Pondhouse Data AI - Edition 9

Elon Musk purchases 100.000 H100 GPUs | Increasing LLM output quality with simple prompt tricks | Saving up to 80% on LLM costs using LLM routing | The best document-data extraction solution so far

Andreas Nigg
10 Sep

Hey there,

We’re excited to bring you the 9th edition of our Pondhouse AI newsletter — your source for tips and tricks around AI and LLMs. Whether you want to learn about AI concepts, use AI tools effectively, or see inspiring examples, we’ve got you covered.

Let’s get started!

Cheers, Andreas & Sascha

In todays edition:

News: Finally: Anthropic offers enterprise-plan for their chat-bot offering Claude.io. And Elon Musk buys 100.000 H100 GPUs!
Tutorial: The best document-data extraction solution so far: GPT-4o to extract data from pdfs, docx, and more
Tip of the Week: Increasing LLM output quality with simple prompt tricks
Tool of the Week: RouteLLM: Saving up to 80% on LLM costs using LLM routing

Find this Newsletter helpful?
Please forward it to your colleagues and friends - it helps us tremendously.

Claude Enterprise - Anthropic's Business Chat-bot with interesting new features

Anthropics Claude 3.5 Sonnet LLM is a favorite in the AI community for quite some time now. It provides on-par or even better output than the frontier models from OpenAI, Google or other providers - at very competitive prices.

Claude 3.5 Sonnet was and is also available in the claude.io chatbot solution from Anthropic - it’s basically ChatGPT - but from Anthropic, with Claude 3.5 Sonnet and some interesting features like Artifacts. The problem up until recently was, that all data provided to the chatbot were used by Anthropic for model training - making it a no-go for corporations of any size.
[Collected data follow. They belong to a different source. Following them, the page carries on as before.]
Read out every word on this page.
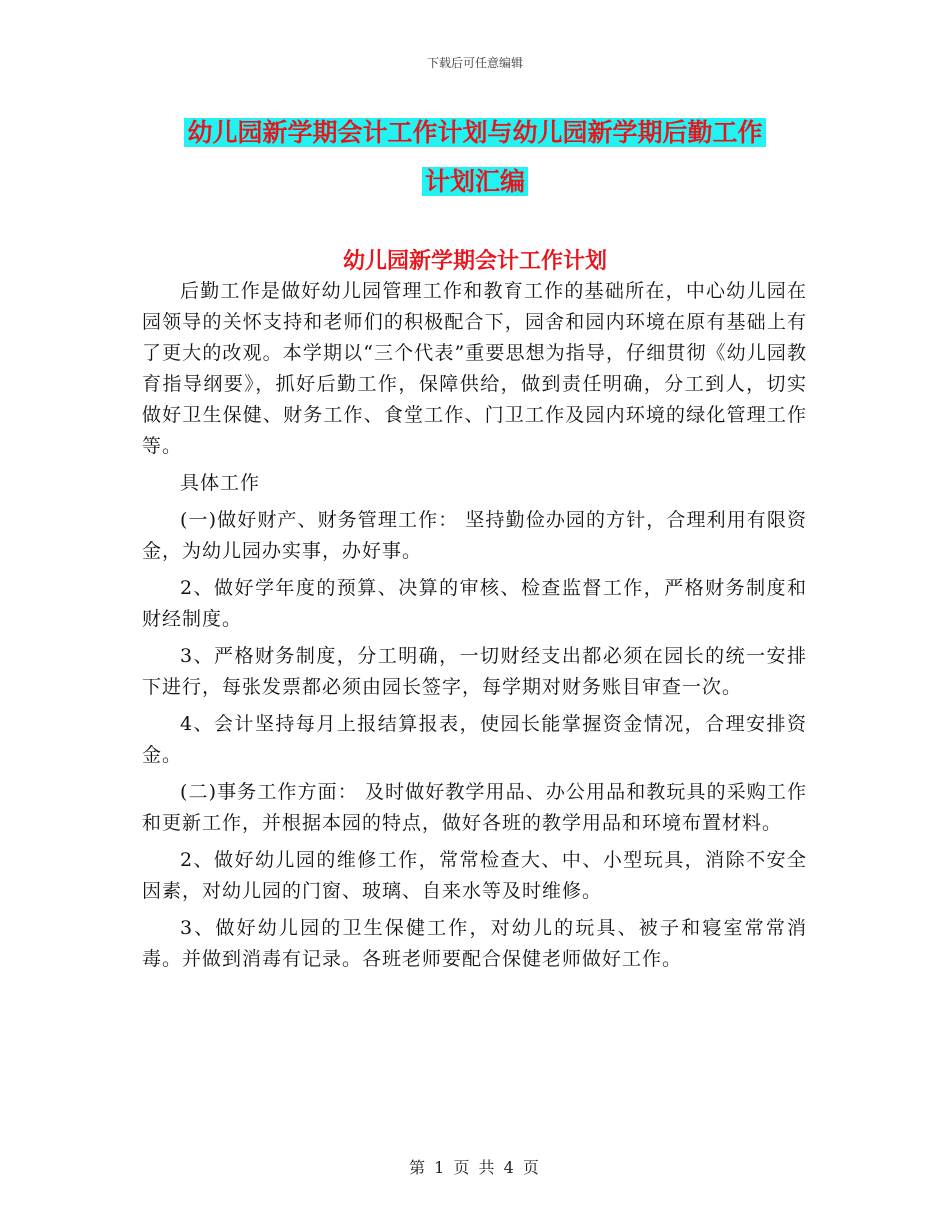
下载后可任意编辑
幼儿园新学期会计工作计划与幼儿园新学期后勤工作
计划汇编
幼儿园新学期会计工作计划

后勤工作是做好幼儿园管理工作和教育工作的基础所在，中心幼儿园在园领导的关怀支持和老师们的积极配合下，园舍和园内环境在原有基础上有了更大的改观。本学期以“三个代表”重要思想为指导，仔细贯彻《幼儿园教育指导纲要》，抓好后勤工作，保障供给，做到责任明确，分工到人，切实做好卫生保健、财务工作、食堂工作、门卫工作及园内环境的绿化管理工作等。

具体工作

(一)做好财产、财务管理工作： 坚持勤俭办园的方针，合理利用有限资金，为幼儿园办实事，办好事。

2、做好学年度的预算、决算的审核、检查监督工作，严格财务制度和财经制度。

3、严格财务制度，分工明确，一切财经支出都必须在园长的统一安排下进行，每张发票都必须由园长签字，每学期对财务账目审查一次。

4、会计坚持每月上报结算报表，使园长能掌握资金情况，合理安排资金。

(二)事务工作方面： 及时做好教学用品、办公用品和教玩具的采购工作和更新工作，并根据本园的特点，做好各班的教学用品和环境布置材料。

2、做好幼儿园的维修工作，常常检查大、中、小型玩具，消除不安全因素，对幼儿园的门窗、玻璃、自来水等及时维修。

3、做好幼儿园的卫生保健工作，对幼儿的玩具、被子和寝室常常消毒。并做到消毒有记录。各班老师要配合保健老师做好工作。

第 1 页 共 4 页
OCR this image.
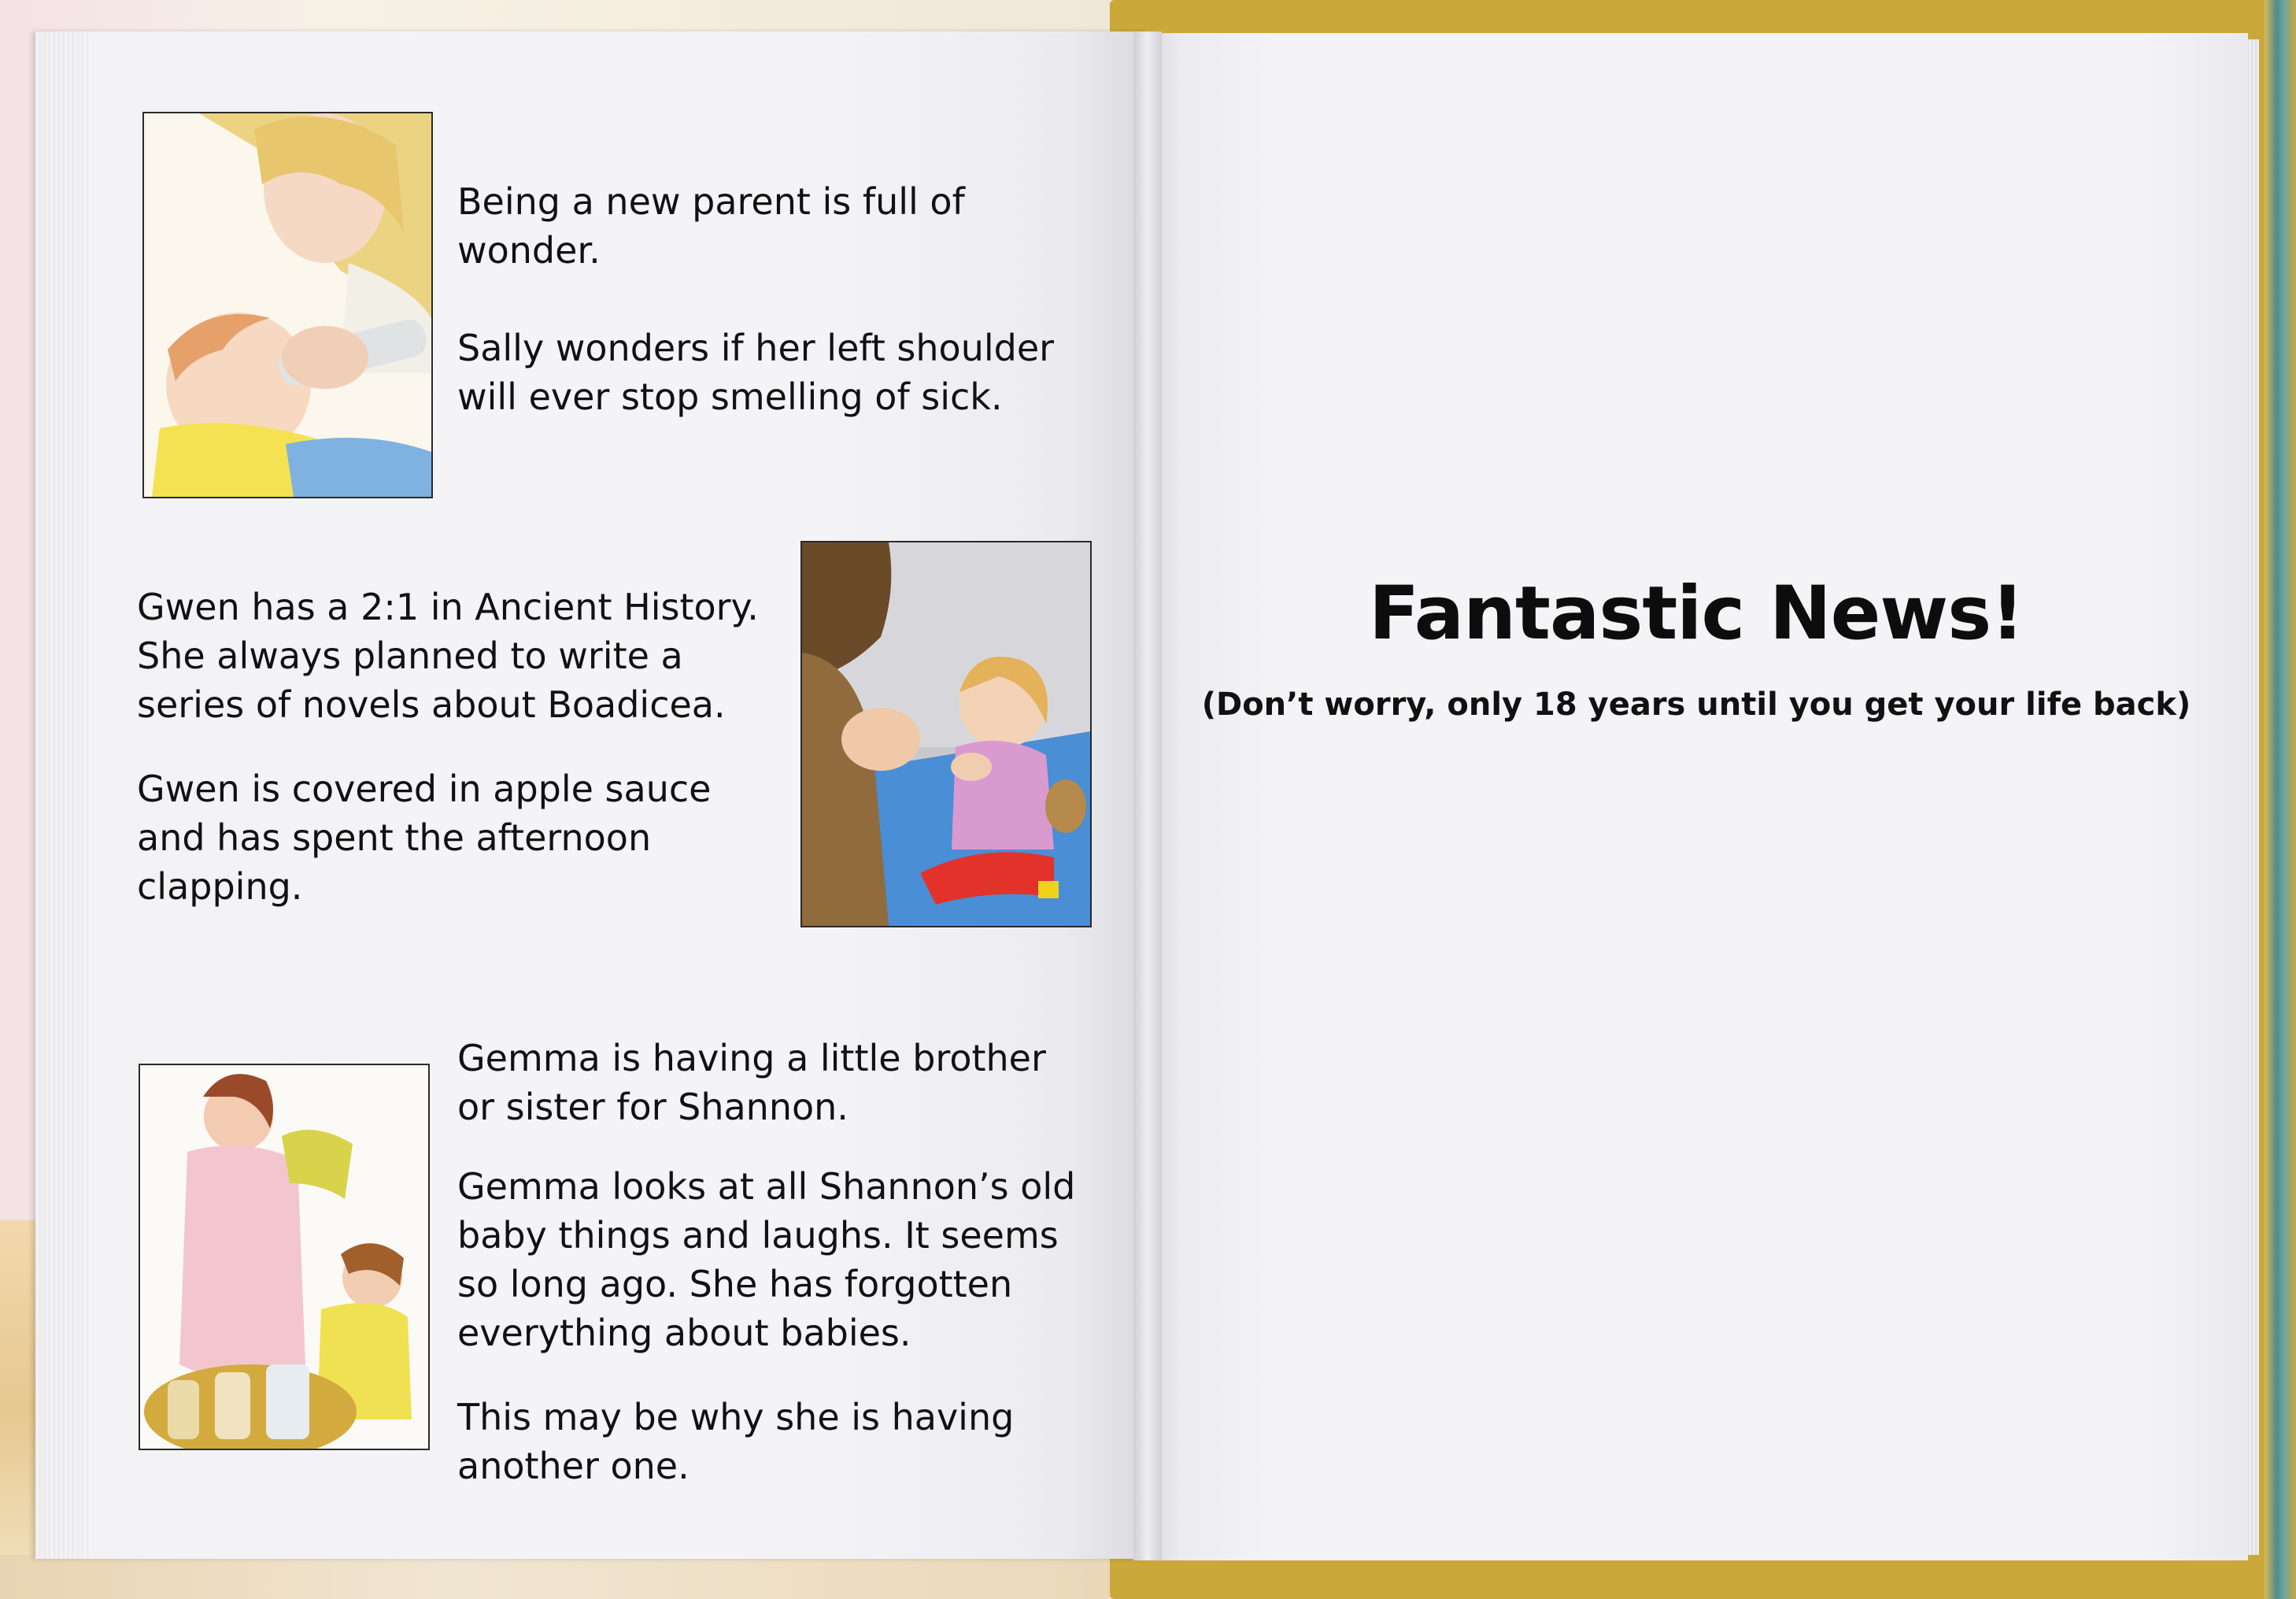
Being a new parent is full of wonder.

Sally wonders if her left shoulder will ever stop smelling of sick.

Gwen has a 2:1 in Ancient History. She always planned to write a series of novels about Boadicea.

Gwen is covered in apple sauce and has spent the afternoon clapping.

Gemma is having a little brother or sister for Shannon.

Gemma looks at all Shannon’s old baby things and laughs. It seems so long ago. She has forgotten everything about babies.

This may be why she is having another one.

Fantastic News!
(Don’t worry, only 18 years until you get your life back)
This changed with Anthropics announcement of Claude Enterprise: Claude, tailored specifically for enterprise customers. This move positions Claude Enterprise as a direct competitor to OpenAI’s ChatGPT Enterprise, which has been on the market for about a year. Claude Enterprise is designed to offer more administrative controls and enhanced security, making it an attractive option for businesses looking to integrate AI into their operations.

Main enterprise features:

Single sign-on (SSO) and domain capture: Securely manage user access and centralize provisioning control.
Role-based access with fine-grained permissioning: Designate a primary owner for your workspace to enhance security and information management.
Audit logs: Trace system activities for security and compliance monitoring. Audit logs will be available in the coming weeks.
System for Cross-domain Identity Management (SCIM): Automate user provisioning and access controls. SCIM will also be available in the coming weeks.

Comparison to ChatGPT Enterprise

While there are many similarities between Claude and ChatGPT, there are some outstanding features not available in ChatGPT.

Claude Enterprise offers a context window of 500k tokens - compared to 128k of ChatGPT
Github integration offers an intriguing possibility for engineers to enhance their productivity - also considering that Claude 3.5 Sonnet is the best coding model at the moment
Claude Artifacts are a superior way of creating usable, interactive LLM outputs. Artifacts are small, interactive web-applications, entirely written by Claude. Example below:

Interactive LLM output

For more information, read the full announcement here.

Tutorials & Use Cases

Extracting data, images and more from documents using GPT-4o

Extracting data from documents like PDFs, Word files, and Excel sheets can be a real headache. Traditional methods often struggle with complex layouts and varying formats. In this tutorial, we'll show you how to leverage the power of GPT-4o, an advanced language model with vision capabilities, to simplify this process and achieve impressive results.

The Strategy:

Our approach involves a seemingly unconventional but surprisingly effective method:

Convert the document to an image (or series of images).
Send the image to GPT-4o.
Prompt GPT-4o to extract the text from the image.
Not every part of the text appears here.